OLBro (clearly in-the-wrong): "So, YLBro... which law school did you attend?!"

YLBro (absolutely correct): "UT La..."

OLBro (louder voice; we're eating family holiday dinner): "So NOT HARVARD, then?!"

Then I laughed in his face, and The Rest of Us all chuckled and changed subject.

ThatHappened.gif


Reminds me of an interview I sat in on in Cambridge a few years back.

Manager: "So, why should we hire you?"

Guy: "I have a Masters in CS from [University next door]"

Manager: "You and everyone else in this town. So, why should we hire you?"


Manager: We like you, but unfortunately you are underqualified for the position.

Job applicant: Underqualified? But I have a Master's degree!

Manager: Yes, but all of our other baristas have Ph.D.'s.


Well, that shows how much of an over supply of labor there is.


At this point in my career, "rock star" is a red flag phrase when used unironically by employers.


"rockstar", "we work hard, we play harder", "hybrid", "works well under pressure"...job ads are choc full of anti-human bullshit.


At least because of "The Rockstar Programming Language", "Rockstar Programmer" and "Rockstar Developer" isn't a thing everywhere anymore.

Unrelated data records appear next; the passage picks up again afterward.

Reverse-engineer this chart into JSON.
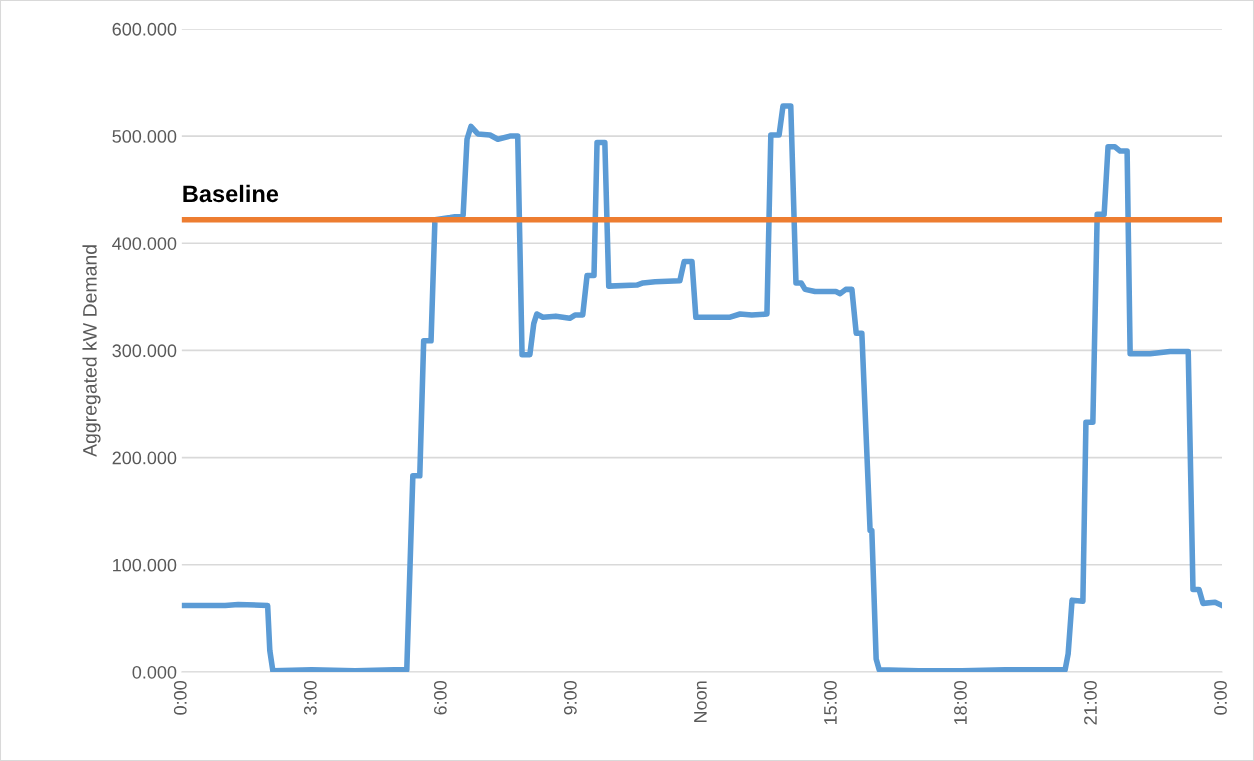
{
  "chart_data": {
    "type": "line",
    "ylabel": "Aggregated kW Demand",
    "xlim": [
      0,
      24
    ],
    "xticks": [
      {
        "value": 0,
        "label": "0:00"
      },
      {
        "value": 3,
        "label": "3:00"
      },
      {
        "value": 6,
        "label": "6:00"
      },
      {
        "value": 9,
        "label": "9:00"
      },
      {
        "value": 12,
        "label": "Noon"
      },
      {
        "value": 15,
        "label": "15:00"
      },
      {
        "value": 18,
        "label": "18:00"
      },
      {
        "value": 21,
        "label": "21:00"
      },
      {
        "value": 24,
        "label": "0:00"
      }
    ],
    "ylim": [
      0,
      600
    ],
    "yticks": [
      {
        "value": 0,
        "label": "0.000"
      },
      {
        "value": 100,
        "label": "100.000"
      },
      {
        "value": 200,
        "label": "200.000"
      },
      {
        "value": 300,
        "label": "300.000"
      },
      {
        "value": 400,
        "label": "400.000"
      },
      {
        "value": 500,
        "label": "500.000"
      },
      {
        "value": 600,
        "label": "600.000"
      }
    ],
    "grid": "y",
    "legend": false,
    "marker": "none",
    "line_style": "solid",
    "series": [
      {
        "color": "#5b9bd5",
        "x": [
          0,
          1.0,
          1.3,
          1.98,
          2.03,
          2.1,
          3.0,
          4.0,
          4.9,
          5.19,
          5.33,
          5.49,
          5.58,
          5.75,
          5.84,
          6.19,
          6.49,
          6.58,
          6.67,
          6.83,
          7.11,
          7.29,
          7.57,
          7.75,
          7.85,
          8.03,
          8.12,
          8.19,
          8.33,
          8.63,
          8.95,
          9.07,
          9.25,
          9.35,
          9.51,
          9.58,
          9.76,
          9.85,
          10.5,
          10.64,
          10.92,
          11.49,
          11.59,
          11.77,
          11.86,
          12.19,
          12.65,
          12.88,
          13.15,
          13.5,
          13.59,
          13.78,
          13.87,
          14.05,
          14.17,
          14.29,
          14.38,
          14.61,
          15.09,
          15.19,
          15.32,
          15.46,
          15.56,
          15.69,
          15.88,
          15.92,
          16.02,
          16.09,
          17.0,
          18.0,
          19.0,
          20.38,
          20.45,
          20.54,
          20.79,
          20.86,
          21.02,
          21.12,
          21.28,
          21.37,
          21.53,
          21.65,
          21.81,
          21.88,
          22.34,
          22.8,
          23.22,
          23.33,
          23.47,
          23.56,
          23.84,
          24
        ],
        "values": [
          62,
          62,
          63,
          62,
          20,
          1,
          2,
          1,
          2,
          2,
          183,
          183,
          309,
          309,
          422,
          424,
          426,
          497,
          509,
          502,
          501,
          497,
          500,
          500,
          296,
          296,
          325,
          334,
          331,
          332,
          330,
          333,
          333,
          370,
          370,
          494,
          494,
          360,
          361,
          363,
          364,
          365,
          383,
          383,
          331,
          331,
          331,
          334,
          333,
          334,
          501,
          501,
          528,
          528,
          363,
          363,
          357,
          355,
          355,
          353,
          357,
          357,
          316,
          316,
          132,
          132,
          12,
          2,
          1,
          1,
          2,
          2,
          17,
          67,
          66,
          233,
          233,
          427,
          427,
          490,
          490,
          486,
          486,
          297,
          297,
          299,
          299,
          77,
          77,
          64,
          65,
          62
        ]
      }
    ],
    "ref_lines": [
      {
        "axis": "y",
        "value": 422,
        "label": "Baseline",
        "color": "#ed7d31"
      }
    ]
  }
}
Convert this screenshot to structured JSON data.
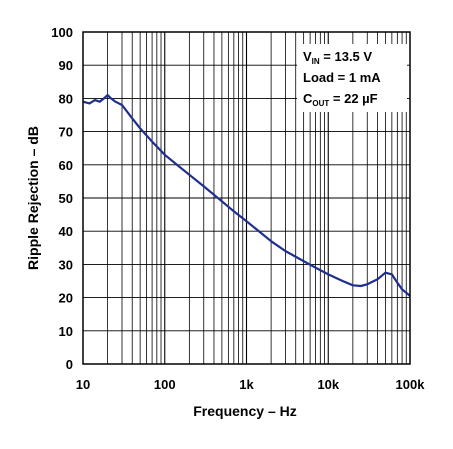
{
  "chart_data": {
    "type": "line",
    "title": "",
    "xlabel": "Frequency – Hz",
    "ylabel": "Ripple Rejection – dB",
    "x_scale": "log",
    "xlim": [
      10,
      100000
    ],
    "ylim": [
      0,
      100
    ],
    "grid": true,
    "x_ticks": [
      "10",
      "100",
      "1k",
      "10k",
      "100k"
    ],
    "y_ticks": [
      "0",
      "10",
      "20",
      "30",
      "40",
      "50",
      "60",
      "70",
      "80",
      "90",
      "100"
    ],
    "series": [
      {
        "color": "#1f2f8f",
        "x": [
          10,
          12,
          14,
          16,
          18,
          20,
          22,
          25,
          30,
          40,
          50,
          70,
          100,
          150,
          200,
          300,
          500,
          700,
          1000,
          1500,
          2000,
          3000,
          5000,
          7000,
          10000,
          15000,
          20000,
          25000,
          30000,
          40000,
          50000,
          60000,
          70000,
          80000,
          100000
        ],
        "y": [
          79,
          78.5,
          79.5,
          79,
          80,
          81,
          80,
          79,
          78,
          74,
          71,
          67,
          63,
          59.5,
          57,
          53.5,
          49,
          46,
          43,
          39.5,
          37,
          34,
          31,
          29,
          27,
          25,
          23.7,
          23.5,
          24,
          25.5,
          27.5,
          27,
          24.5,
          22.5,
          20.5
        ]
      }
    ],
    "annotations": {
      "vin_prefix": "V",
      "vin_sub": "IN",
      "vin_value": " = 13.5 V",
      "load": "Load = 1 mA",
      "cout_prefix": "C",
      "cout_sub": "OUT",
      "cout_value": " = 22 µF"
    }
  }
}
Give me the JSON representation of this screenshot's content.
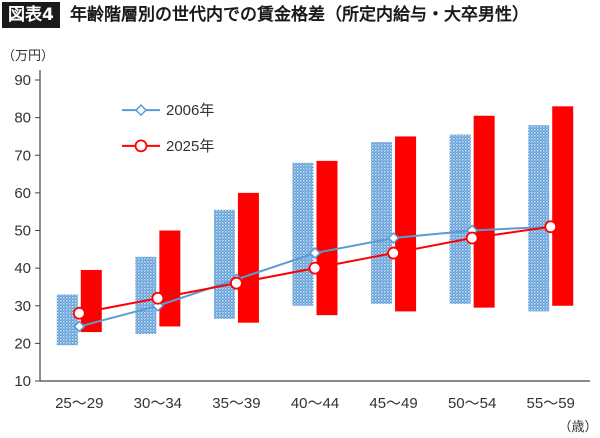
{
  "header": {
    "badge": "図表4",
    "title": "年齢階層別の世代内での賃金格差（所定内給与・大卒男性）"
  },
  "chart_data": {
    "type": "bar",
    "title": "年齢階層別の世代内での賃金格差（所定内給与・大卒男性）",
    "ylabel": "（万円）",
    "xlabel": "（歳）",
    "ylim": [
      10,
      90
    ],
    "yticks": [
      10,
      20,
      30,
      40,
      50,
      60,
      70,
      80,
      90
    ],
    "categories": [
      "25〜29",
      "30〜34",
      "35〜39",
      "40〜44",
      "45〜49",
      "50〜54",
      "55〜59"
    ],
    "legend_position": "top-left",
    "grid": false,
    "series": [
      {
        "name": "2006年",
        "color": "#5b9bd5",
        "range_low": [
          19.5,
          22.5,
          26.5,
          30,
          30.5,
          30.5,
          28.5
        ],
        "range_high": [
          33,
          43,
          55.5,
          68,
          73.5,
          75.5,
          78
        ],
        "line_values": [
          24.5,
          30,
          37,
          44,
          48,
          50,
          51
        ]
      },
      {
        "name": "2025年",
        "color": "#ff0000",
        "range_low": [
          23,
          24.5,
          25.5,
          27.5,
          28.5,
          29.5,
          30
        ],
        "range_high": [
          39.5,
          50,
          60,
          68.5,
          75,
          80.5,
          83
        ],
        "line_values": [
          28,
          32,
          36,
          40,
          44,
          48,
          51
        ]
      }
    ]
  }
}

Assuming every grad of a university will be the same is going to lead to a lot of false positives. If you're hiring for a huge company then maybe generalizing will be useful but if you're looking for one person - you should probably evaluate each candidate on their merits.

So, I would frame this as: 'The case for hiring people from any school - or no school at all'.


Crazy stuff. May be good psychotherapist could untie, what is this about.

I read this to understand, what really want employer, so I will learn, earn right habits, etc, but I cannot figure out.